株式会社そごう・西武の業績推移を見る (その2)
株式会社そごう・西武の業績推移を見る (その2)
①株式会社そごう・西武-商品別売上高の推移
(図-1)は、株式会社そごう・西武の2011年2月期から2016年2月期における商品別(衣料・食品・雑貨)売上高の推移グラフです。これを見ると次のことが分かります。
●商品別で最も売上高の大きい衣料売上高の減少が続いています。
衣料売上高は、2011年2月期が約3844億1900万円→2016年2月期・約3172億6千万円。この期間で約671億5900万円も減少しています。おそらく、収益構造に大きなマイナス影響をおよぼしているものと考えられます。

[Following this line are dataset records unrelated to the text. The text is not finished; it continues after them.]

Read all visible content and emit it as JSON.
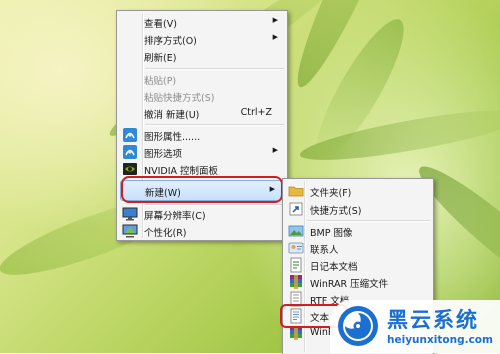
{
  "context_menu": {
    "items": [
      {
        "label": "查看(V)"
      },
      {
        "label": "排序方式(O)"
      },
      {
        "label": "刷新(E)"
      },
      {
        "label": "粘贴(P)"
      },
      {
        "label": "粘贴快捷方式(S)"
      },
      {
        "label": "撤消 新建(U)",
        "shortcut": "Ctrl+Z"
      },
      {
        "label": "图形属性......"
      },
      {
        "label": "图形选项"
      },
      {
        "label": "NVIDIA 控制面板"
      },
      {
        "label": "新建(W)"
      },
      {
        "label": "屏幕分辨率(C)"
      },
      {
        "label": "个性化(R)"
      }
    ]
  },
  "new_submenu": {
    "items": [
      {
        "label": "文件夹(F)"
      },
      {
        "label": "快捷方式(S)"
      },
      {
        "label": "BMP 图像"
      },
      {
        "label": "联系人"
      },
      {
        "label": "日记本文档"
      },
      {
        "label": "WinRAR 压缩文件"
      },
      {
        "label": "RTF 文档"
      },
      {
        "label": "文本"
      },
      {
        "label": "WinR"
      }
    ]
  },
  "watermark": {
    "title": "黑云系统",
    "url": "heiyunxitong.com"
  }
}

一方、食品と雑貨の売上高は、「食品は微減」、「雑貨は微増」という流れが続いています。したがって、衣料の大幅な売上高減が商品売上高総計の足を引っ張っていることは明確です。これは百貨店の商品経営にとって、「致命的な弱点」といいますか、「なんとしても手を打たねばならない重要経営課題であり、必死の取り組みが求められる」ものではないかと考えられます。
②株式会社そごう・西武-商品別売上高構成比の推移
(図-2)は、株式会社そごう・西武の、2011年2月期から2016年2月期における「商品別売上高構成比の推移グラフ」です。これを見ると次のことが言えます。
●衣料品の売上高構成比が約60%から約56%と、減少傾向にあるとはいえ、食品、雑貨の売上高構成比に比べ断然高いのが見て取れます。「衣料がコケたら、百貨店の商品経営は崩壊する」と言ったら言い過ぎでしょうか。それほど、「衣料の売上高の減少は大きな経営リスク」になるのではないかと思われます。
③株式会社そごう・西武-商品別粗利益率の推移
(図-3)は、株式会社そごう・西武の、2011年2月期から2016年2月期における「商品別粗利益率の推移グラフ」です。これを見ると次のことが言えます。

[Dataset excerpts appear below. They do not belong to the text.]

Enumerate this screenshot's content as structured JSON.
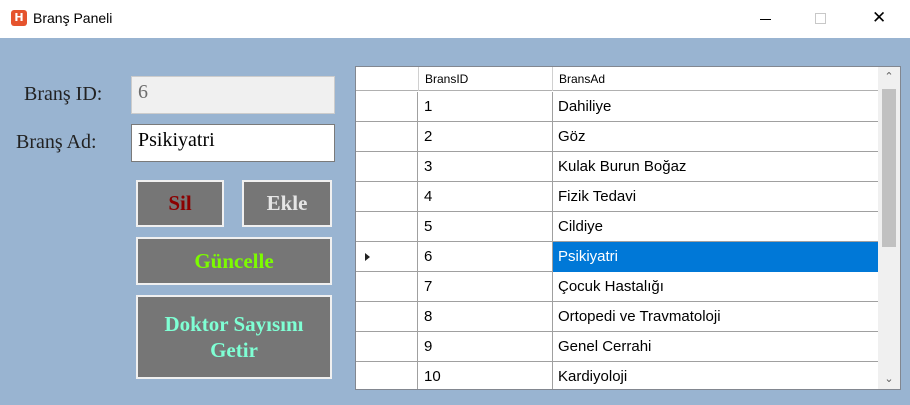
{
  "window": {
    "title": "Branş Paneli",
    "icon_letter": "H",
    "close_glyph": "✕"
  },
  "form": {
    "brans_id_label": "Branş ID:",
    "brans_id_value": "6",
    "brans_ad_label": "Branş Ad:",
    "brans_ad_value": "Psikiyatri"
  },
  "buttons": {
    "sil": "Sil",
    "ekle": "Ekle",
    "guncelle": "Güncelle",
    "doktor_line1": "Doktor Sayısını",
    "doktor_line2": "Getir"
  },
  "colors": {
    "client_bg": "#99b4d1",
    "button_bg": "#767676",
    "sil_text": "#8b0000",
    "ekle_text": "#e6e6e6",
    "guncelle_text": "#7cfc00",
    "doktor_text": "#7fffd4",
    "selection": "#0078d7"
  },
  "grid": {
    "columns": [
      "BransID",
      "BransAd"
    ],
    "rows": [
      {
        "id": "1",
        "ad": "Dahiliye"
      },
      {
        "id": "2",
        "ad": "Göz"
      },
      {
        "id": "3",
        "ad": "Kulak Burun Boğaz"
      },
      {
        "id": "4",
        "ad": "Fizik Tedavi"
      },
      {
        "id": "5",
        "ad": "Cildiye"
      },
      {
        "id": "6",
        "ad": "Psikiyatri"
      },
      {
        "id": "7",
        "ad": "Çocuk Hastalığı"
      },
      {
        "id": "8",
        "ad": "Ortopedi ve Travmatoloji"
      },
      {
        "id": "9",
        "ad": "Genel Cerrahi"
      },
      {
        "id": "10",
        "ad": "Kardiyoloji"
      }
    ],
    "selected_index": 5,
    "scroll_up_glyph": "⌃",
    "scroll_down_glyph": "⌄"
  }
}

●百貨店の衣料の粗利益率は、GMSの衣料、衣料専門店と比べて、「かなり低い粗利益率」であると思われます。(GMSの衣料の粗利益率は約35%から39%、専門店は、商品商品調達形態にもよりますが、約35%から約45%、SPA型衣料専門店で粗利益率が約50%超のところもある)

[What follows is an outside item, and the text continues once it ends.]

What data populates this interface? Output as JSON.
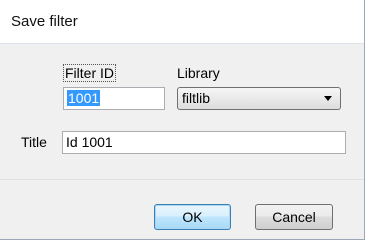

「百貨店は商品経営リスク(在庫リスク、値下げリスク等)をとらない」、「百貨店は、単なる場所貸し業だ」などと、よく言われますが、実際、それが「百貨店衣料の粗利益率の低さ」の要因の一つなのかもしれません。これから先、百貨店の商品経営の形がダイナミックに改革され、GMSの衣料、そして、SPA型衣料専門店に「ひけを取らない高い粗利益率の確保」ができるようになることを期待したいものです。